Em todos eles, acompanharam Moraes os ministros Edson Fachin (presidente), Cármen Lúcia, Cristiano Zanin, Dias Toffoli, Flávio Dino e Gilmar Mendes. Nunes Marques e André Mendonça votaram contra o relator em todas essas ações. Desde outubro, com a aposentadoria de Luís Roberto Barroso, a Corte conta com um membro a menos.
Quando começou
O mal-estar entre Alexandre de Moraes e Luiz Fux passou a ficar mais evidente em março, quando, no julgamento do caso de Débora Rodrigues dos Santos, autora da pichação com batom na estátua da Justiça em frente ao STF, Fux pediu vista e sinalizou discordância da pena proposta por Moraes.
A tensão cresceu durante a análise das acusações de tentativa de golpe e das medidas cautelares impostas a Bolsonaro. Em julho, Fux divergiu do relator e dos demais ministros, o que acentuou o distanciamento. A situação evoluiu a ponto de Fux solicitar sua transferência de turma após a aposentadoria de Luís Roberto Barroso.
O pedido foi atendido pelo presidente do STF, Edson Fachin, em outubro.

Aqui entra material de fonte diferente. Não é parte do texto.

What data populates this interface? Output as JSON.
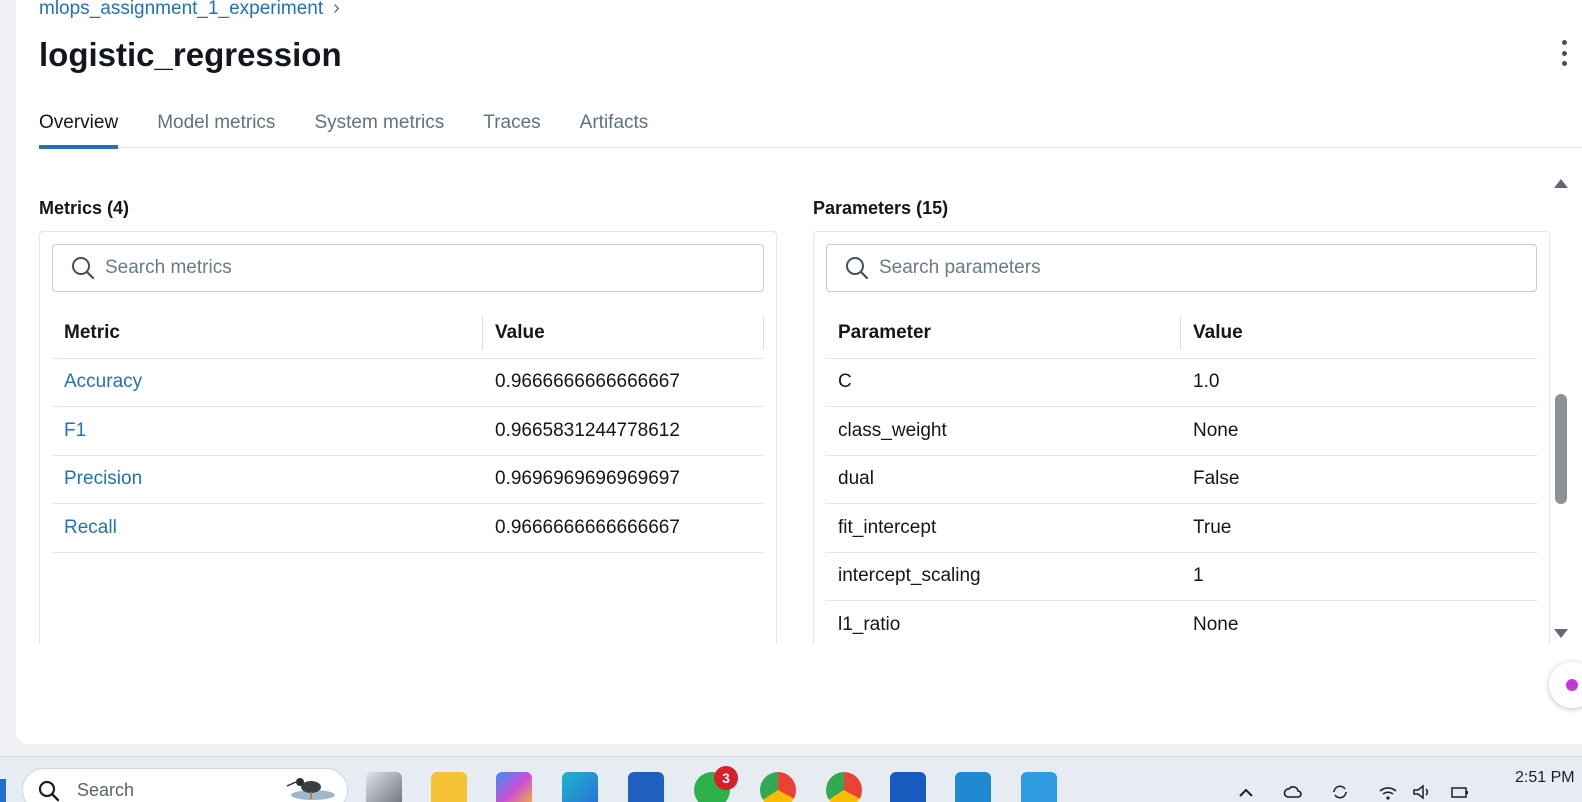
{
  "breadcrumb": {
    "experiment": "mlops_assignment_1_experiment",
    "separator": "›"
  },
  "run_title": "logistic_regression",
  "tabs": [
    {
      "label": "Overview",
      "active": true
    },
    {
      "label": "Model metrics",
      "active": false
    },
    {
      "label": "System metrics",
      "active": false
    },
    {
      "label": "Traces",
      "active": false
    },
    {
      "label": "Artifacts",
      "active": false
    }
  ],
  "metrics": {
    "title": "Metrics (4)",
    "search_placeholder": "Search metrics",
    "columns": [
      "Metric",
      "Value"
    ],
    "rows": [
      {
        "name": "Accuracy",
        "value": "0.9666666666666667"
      },
      {
        "name": "F1",
        "value": "0.9665831244778612"
      },
      {
        "name": "Precision",
        "value": "0.9696969696969697"
      },
      {
        "name": "Recall",
        "value": "0.9666666666666667"
      }
    ]
  },
  "parameters": {
    "title": "Parameters (15)",
    "search_placeholder": "Search parameters",
    "columns": [
      "Parameter",
      "Value"
    ],
    "rows": [
      {
        "name": "C",
        "value": "1.0"
      },
      {
        "name": "class_weight",
        "value": "None"
      },
      {
        "name": "dual",
        "value": "False"
      },
      {
        "name": "fit_intercept",
        "value": "True"
      },
      {
        "name": "intercept_scaling",
        "value": "1"
      },
      {
        "name": "l1_ratio",
        "value": "None"
      }
    ]
  },
  "taskbar": {
    "search_label": "Search",
    "notification_badge": "3",
    "clock": "2:51 PM"
  },
  "colors": {
    "accent": "#2272b4",
    "link": "#2272b4",
    "badge": "#d6202c"
  }
}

No requerimento, porém, o Fux afirmou que poderia seguir participando de julgamentos já pautados na turma de origem, inclusive os ligados à trama golpista, apesar de essa possibilidade não constar do regimento interno.
Na últimas semana, defesas de réus do núcleo 2 dos atos antidemocráticos tentaram incluir Fux nos julgamentos da Primeira Turma. Moraes rejeitou as solicitações, que classificou como absurdas.